Bay Area home sales declined in December from a year earlier, but the median price of a home rose on a year-over-year basis for the 57th consecutive month.
Sales dipped 9.1 percent across the nine counties, according to a report Tuesday from CoreLogic, the real estate information service.
But with buyers competing for a limited supply of homes, the median price for Bay Area home sales increased 4 percent to $676,000.
“Last month, the San Francisco Bay Area’s housing market posted its largest year-over-year sales decline since last July, but there’s a caveat,” said Andrew LePage, research analyst with CoreLogic.
“The number of deals recorded in December 2015 was artificially high — the result of then-new federal mortgage rules that caused delays for many transactions that normally would have closed the prior month,” he said. “December 2015 also had one more business day for recording deals compared with December 2016.”
LePage also weighed in on the possible effect of rising mortgage rates: “It’s possible that in the Bay Area, where homebuyers face some of the highest prices and mortgage payments in the country, rising mortgage rates in November 2016 had a net negative impact on the number of home sales recorded in December 2016.”
Here are other key numbers from the report, which measures transactions for all homes — old and new, single-family, condominiums and townhouses.
Sales fell 7.9 percent year-over-year in Contra Costa County, while the median price rose there by 5.1 percent to $505,000.
In Alameda County, sales dipped 7.5 percent, while the median price increased 5.4 percent to $685,000.
In Santa Clara County, sales dropped 8 percent and the median price rose 2.1 percent to $805,000.
In San Mateo County, sales were off 11.5 percent, while the median price climbed 10 percent to $1,008,000.
CoreLogic said figures were not yet available for December transactions in San Francisco. The Bay Area-wide numbers in the report are an estimate; San Francisco sales typically account for seven or eight percent of all sales in the nine-county region.
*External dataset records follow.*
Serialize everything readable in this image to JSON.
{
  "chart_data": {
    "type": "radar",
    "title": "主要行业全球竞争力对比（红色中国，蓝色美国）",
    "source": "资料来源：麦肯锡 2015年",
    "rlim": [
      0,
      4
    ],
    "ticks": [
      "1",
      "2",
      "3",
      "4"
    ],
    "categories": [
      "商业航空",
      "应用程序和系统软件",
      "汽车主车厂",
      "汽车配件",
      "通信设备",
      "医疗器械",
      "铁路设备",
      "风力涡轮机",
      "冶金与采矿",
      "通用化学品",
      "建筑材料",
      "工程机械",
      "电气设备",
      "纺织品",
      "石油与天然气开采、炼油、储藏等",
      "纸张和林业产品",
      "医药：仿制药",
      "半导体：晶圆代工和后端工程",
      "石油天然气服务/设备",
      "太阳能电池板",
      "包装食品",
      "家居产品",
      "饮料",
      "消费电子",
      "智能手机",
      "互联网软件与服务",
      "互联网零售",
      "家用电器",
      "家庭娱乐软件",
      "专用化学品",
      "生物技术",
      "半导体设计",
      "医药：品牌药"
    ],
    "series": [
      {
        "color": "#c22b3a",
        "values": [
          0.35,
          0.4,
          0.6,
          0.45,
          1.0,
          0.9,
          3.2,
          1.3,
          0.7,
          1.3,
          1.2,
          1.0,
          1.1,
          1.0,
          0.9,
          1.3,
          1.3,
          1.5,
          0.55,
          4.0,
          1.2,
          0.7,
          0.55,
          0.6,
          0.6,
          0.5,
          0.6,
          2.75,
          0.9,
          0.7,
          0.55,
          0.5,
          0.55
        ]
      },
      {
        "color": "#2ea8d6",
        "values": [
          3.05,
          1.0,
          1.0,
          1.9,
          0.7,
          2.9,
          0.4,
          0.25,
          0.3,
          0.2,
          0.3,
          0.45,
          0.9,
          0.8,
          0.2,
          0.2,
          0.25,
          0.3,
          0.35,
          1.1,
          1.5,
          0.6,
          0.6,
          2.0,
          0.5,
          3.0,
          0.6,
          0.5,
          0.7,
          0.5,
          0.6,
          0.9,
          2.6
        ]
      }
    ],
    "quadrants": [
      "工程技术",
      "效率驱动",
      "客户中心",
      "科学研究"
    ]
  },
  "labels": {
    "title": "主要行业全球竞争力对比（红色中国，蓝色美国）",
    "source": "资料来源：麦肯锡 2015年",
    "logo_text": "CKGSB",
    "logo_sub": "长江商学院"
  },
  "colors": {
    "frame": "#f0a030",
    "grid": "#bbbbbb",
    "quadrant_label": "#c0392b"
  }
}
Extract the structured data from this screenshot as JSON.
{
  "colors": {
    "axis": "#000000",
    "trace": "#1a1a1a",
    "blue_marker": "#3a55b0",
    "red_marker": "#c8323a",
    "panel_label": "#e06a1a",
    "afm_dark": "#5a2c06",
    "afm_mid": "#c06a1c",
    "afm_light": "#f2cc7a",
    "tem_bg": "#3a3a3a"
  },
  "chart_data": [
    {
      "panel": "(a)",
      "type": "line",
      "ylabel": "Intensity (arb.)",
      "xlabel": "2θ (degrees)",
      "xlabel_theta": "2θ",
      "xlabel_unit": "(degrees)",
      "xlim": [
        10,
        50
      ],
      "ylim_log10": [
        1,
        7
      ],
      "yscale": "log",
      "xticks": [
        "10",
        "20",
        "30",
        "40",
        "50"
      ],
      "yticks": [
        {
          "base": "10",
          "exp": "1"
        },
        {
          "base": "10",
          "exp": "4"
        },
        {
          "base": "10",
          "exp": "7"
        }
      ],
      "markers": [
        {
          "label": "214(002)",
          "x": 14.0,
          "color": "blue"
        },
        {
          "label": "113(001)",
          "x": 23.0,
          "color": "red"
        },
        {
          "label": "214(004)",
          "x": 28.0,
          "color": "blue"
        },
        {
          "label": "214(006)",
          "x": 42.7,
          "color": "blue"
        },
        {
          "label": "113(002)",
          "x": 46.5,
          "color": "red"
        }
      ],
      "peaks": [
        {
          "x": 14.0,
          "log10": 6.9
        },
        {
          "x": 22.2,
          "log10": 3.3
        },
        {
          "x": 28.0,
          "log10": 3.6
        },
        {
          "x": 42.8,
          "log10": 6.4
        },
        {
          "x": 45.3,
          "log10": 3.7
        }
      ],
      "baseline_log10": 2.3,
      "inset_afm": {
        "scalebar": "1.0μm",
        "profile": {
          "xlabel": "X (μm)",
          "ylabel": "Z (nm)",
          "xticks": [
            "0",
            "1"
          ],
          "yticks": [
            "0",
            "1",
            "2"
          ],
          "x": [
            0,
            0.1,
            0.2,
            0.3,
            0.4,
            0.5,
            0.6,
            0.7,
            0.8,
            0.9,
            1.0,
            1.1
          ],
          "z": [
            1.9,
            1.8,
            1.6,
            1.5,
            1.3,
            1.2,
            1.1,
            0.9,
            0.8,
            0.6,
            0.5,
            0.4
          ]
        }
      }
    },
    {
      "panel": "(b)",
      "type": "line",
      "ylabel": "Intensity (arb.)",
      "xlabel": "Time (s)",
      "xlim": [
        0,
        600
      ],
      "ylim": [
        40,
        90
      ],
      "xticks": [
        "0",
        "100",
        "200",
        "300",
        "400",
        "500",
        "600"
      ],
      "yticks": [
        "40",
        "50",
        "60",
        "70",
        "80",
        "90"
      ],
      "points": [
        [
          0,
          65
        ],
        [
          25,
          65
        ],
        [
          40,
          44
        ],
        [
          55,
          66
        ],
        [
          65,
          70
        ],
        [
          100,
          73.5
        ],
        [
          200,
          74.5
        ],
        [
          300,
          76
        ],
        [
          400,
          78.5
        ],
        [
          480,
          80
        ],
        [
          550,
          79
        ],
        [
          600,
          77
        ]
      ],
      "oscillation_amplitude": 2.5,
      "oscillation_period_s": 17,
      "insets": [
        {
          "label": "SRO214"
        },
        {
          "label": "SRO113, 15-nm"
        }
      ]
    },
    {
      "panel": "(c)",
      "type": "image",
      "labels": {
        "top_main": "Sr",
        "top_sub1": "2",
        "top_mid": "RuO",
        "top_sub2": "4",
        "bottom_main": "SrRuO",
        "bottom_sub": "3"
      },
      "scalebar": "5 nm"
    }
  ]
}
The single family home market followed the same general trends — sales down, prices up.
Bay Area-wide, sales fell 7.7 percent year-over-year, while the median price rose 3.0 percent to $680,000.
In Contra Costa County, sales dropped 5.4 percent and the median price climbed 8.4 percent to $498,500. In Alameda county, sales dipped 9.1 percent and the median rose 3.2 percent to $700,000.
Finally, here are the single family numbers for Silicon Valley:
Santa Clara County sales were off 8.9 percent year-over-year and the median price inched up 1.2 percent to $865,000. In San Mateo County, sales dropped 7.7 percent and the median rose 5.0 percent to $1,155,000.